The most common example of false speech is repeating pathetic gossips about a person who is not liked by the individual.

It is pointed out by many writers that “all speech based on self-concern is false or harmful speech”.

These writers mean that any sort of sentences or words which are spoken for getting self-benefit or to demean someone else are all considered to be false speech.

The Fourth Precept and Buddhism

The teachings of Buddhism are based on the principles of four noble truths. Gautama Buddha taught everyone that life will always be unsatisfactory and frustrating and full of dukes.

Fourth Precept and Buddhism
The Fourth Precept and Buddhism

This is because of the greed, delusion, and anger of human beings. The only way to be liberated from all this frustration and anger is by following the eightfold path.

The fourth precept of Buddhism is directly connected with the right speech portion of the eightfold path.

It is quoted by the great Gautama Buddha himself:

“And what is right speech? Abstaining from lying, from divisive speech, from abusive speech, and idle chatter: This is called right speech.” (Pali Sutta-Pitaka, Samyutta Nikaya 45)

Wisdom in the Speech

Speaking the truth always comes from the practice of truthfulness or the habit of being honest with everyone.

These two things are based on compassion which is rooted in wisdom.

The fourth precept of Buddhism teaches us to be aware of all the happenings around the world and grasp this knowledge.

This precept also helps the individual to escape the shackles of selfishness.

The famous writer Robert Aitken Roshi one said about the fourth precept of Buddhism:

“Speaking falsely is also killing, and specifically, killing the Dharma. The lie is set up to defend the idea of a fixed entity, a self-image, a concept, or an institution.

I want to be known as warm and compassionate, so I deny that I was cruel, even though somebody got hurt.

Sometimes I must lie to protect someone or large numbers of people, animals, plants, and things from getting hurt, or I believe I must.”

Not Being Nice Every time

Many people misunderstand the fourth precept of Buddhism and interpret it as never disagreeing or criticizing anyone.

But one should understand that sometimes there are scenarios where they need to speak up so that the harm and the suffering can be stopped.

It also means that if something wrong is being done with someone else and you can see it then you should be vocal enough to stop the harm and miseries caused to that person.

Conclusion

The fourth precept of Buddhism deals with the truthfulness of human beings. It states that one should not get indulged in false or ill speeches for any other individual or human being.

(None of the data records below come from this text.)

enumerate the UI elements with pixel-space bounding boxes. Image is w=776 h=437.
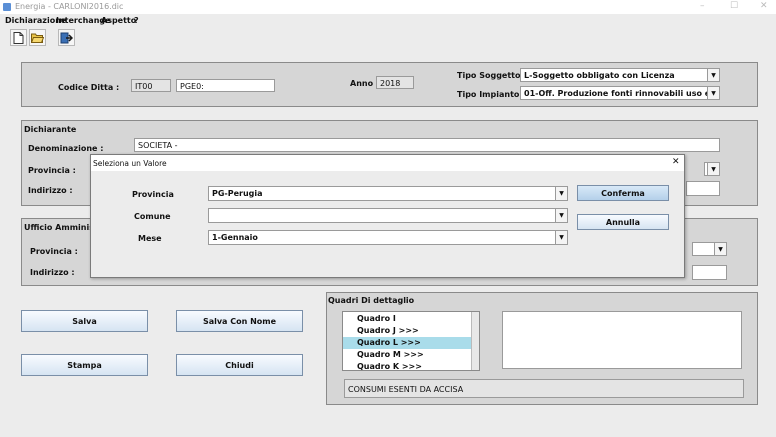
dichiarante-indirizzo-field[interactable] [686, 181, 720, 196]
quadri-scrollbar[interactable] [471, 312, 479, 370]
quadri-list[interactable]: Quadro I Quadro J >>> Quadro L >>> Quadr… [342, 311, 480, 371]
codice-ditta-label: Codice Ditta : [58, 83, 120, 92]
chevron-down-icon: ▼ [707, 87, 719, 99]
stampa-button[interactable]: Stampa [21, 354, 148, 376]
chevron-down-icon: ▼ [555, 187, 567, 200]
list-item[interactable]: Quadro I [343, 313, 479, 325]
dialog-comune-select[interactable]: ▼ [208, 208, 568, 223]
tipo-soggetto-select[interactable]: L-Soggetto obbligato con Licenza ▼ [520, 68, 720, 82]
new-document-icon [13, 31, 24, 44]
open-button[interactable] [29, 29, 46, 46]
header-panel: Codice Ditta : IT00 PGE0: Anno 2018 Tipo… [21, 62, 758, 107]
indirizzo-label: Indirizzo : [28, 186, 73, 195]
dialog-comune-label: Comune [134, 212, 171, 221]
conferma-button[interactable]: Conferma [577, 185, 669, 201]
salva-button[interactable]: Salva [21, 310, 148, 332]
toolbar [0, 28, 776, 48]
quadri-title: Quadri Di dettaglio [328, 296, 415, 305]
export-icon [60, 32, 73, 43]
close-window-button[interactable]: ✕ [760, 1, 768, 11]
list-item-selected[interactable]: Quadro L >>> [343, 337, 479, 349]
dialog-mese-label: Mese [138, 234, 162, 243]
tipo-impianto-select[interactable]: 01-Off. Produzione fonti rinnovabili uso… [520, 86, 720, 100]
ufficio-provincia-label: Provincia : [30, 247, 78, 256]
export-button[interactable] [58, 29, 75, 46]
chevron-down-icon: ▼ [714, 243, 726, 255]
denominazione-field[interactable]: SOCIETA - [134, 138, 720, 152]
tipo-soggetto-label: Tipo Soggetto [457, 71, 521, 80]
annulla-button[interactable]: Annulla [577, 214, 669, 230]
salva-con-nome-button[interactable]: Salva Con Nome [176, 310, 303, 332]
menu-help[interactable]: ? [134, 16, 139, 25]
dialog-provincia-label: Provincia [132, 190, 174, 199]
select-value-dialog: Seleziona un Valore ✕ Provincia PG-Perug… [90, 154, 685, 278]
title-bar: Energia - CARLONI2016.dic – ☐ ✕ [0, 0, 776, 14]
chiudi-button[interactable]: Chiudi [176, 354, 303, 376]
dialog-title: Seleziona un Valore [93, 159, 167, 168]
dichiarante-provincia-select[interactable]: ▼ [704, 162, 720, 176]
chevron-down-icon: ▼ [707, 69, 719, 81]
dialog-provincia-value: PG-Perugia [212, 189, 263, 198]
chevron-down-icon: ▼ [555, 231, 567, 244]
codice-ditta-prefix: IT00 [131, 79, 171, 92]
tipo-soggetto-value: L-Soggetto obbligato con Licenza [524, 71, 675, 80]
quadri-detail-area[interactable] [502, 311, 742, 369]
open-folder-icon [31, 33, 44, 43]
tipo-impianto-value: 01-Off. Produzione fonti rinnovabili uso… [524, 89, 719, 98]
anno-field: 2018 [376, 76, 414, 89]
quadri-panel: Quadri Di dettaglio Quadro I Quadro J >>… [326, 292, 758, 405]
tipo-impianto-label: Tipo Impianto [457, 90, 520, 99]
dialog-provincia-select[interactable]: PG-Perugia ▼ [208, 186, 568, 201]
quadri-status: CONSUMI ESENTI DA ACCISA [344, 379, 744, 398]
chevron-down-icon: ▼ [555, 209, 567, 222]
list-item[interactable]: Quadro J >>> [343, 325, 479, 337]
dichiarante-title: Dichiarante [24, 125, 77, 134]
new-button[interactable] [10, 29, 27, 46]
list-item[interactable]: Quadro M >>> [343, 349, 479, 361]
app-icon [3, 3, 11, 11]
ufficio-indirizzo-field[interactable] [692, 265, 727, 280]
menu-bar: Dichiarazione Interchange Aspetto ? [0, 14, 776, 28]
dialog-title-bar: Seleziona un Valore ✕ [91, 155, 684, 171]
maximize-button[interactable]: ☐ [730, 1, 738, 11]
provincia-label: Provincia : [28, 166, 76, 175]
ufficio-provincia-select[interactable]: ▼ [692, 242, 727, 256]
window-title: Energia - CARLONI2016.dic [15, 2, 124, 11]
ufficio-indirizzo-label: Indirizzo : [30, 268, 75, 277]
dialog-mese-select[interactable]: 1-Gennaio ▼ [208, 230, 568, 245]
minimize-button[interactable]: – [700, 1, 705, 11]
denominazione-label: Denominazione : [28, 144, 104, 153]
menu-aspetto[interactable]: Aspetto [101, 16, 136, 25]
anno-label: Anno [350, 79, 374, 88]
list-item[interactable]: Quadro K >>> [343, 361, 479, 370]
codice-ditta-field[interactable]: PGE0: [176, 79, 275, 92]
close-icon[interactable]: ✕ [672, 157, 680, 167]
chevron-down-icon: ▼ [707, 163, 719, 175]
dialog-mese-value: 1-Gennaio [212, 233, 258, 242]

But, this perception should not be confused with the inability of the person to speak or criticize a person in the scene where he or she is wrong and involved in false speeches.

People Also Ask (FAQs)

Why do the followers of Buddhism respect the 5 precepts?

The followers of Buddhism respect the 5 precepts as these precepts form the general laws which are followed daily by the people for ensuring their well-being and proper harmony among themselves.

Do the followers of Buddhism consume meat?

No, meat and other related products are strictly prohibited for consumption in the religion of Buddhism. The consumption of any kind of intoxicant is considered to be a sin according to the fifth precept of Buddhism.

Does every Buddhist follow the concept of 5 precepts?

Yes, almost every Buddhist follows or tries to follow the concept of 5 precepts in their lives. They have a belief that if they follow these precepts without getting failed, then their lives will become pure and they will move on the path of enlightenment.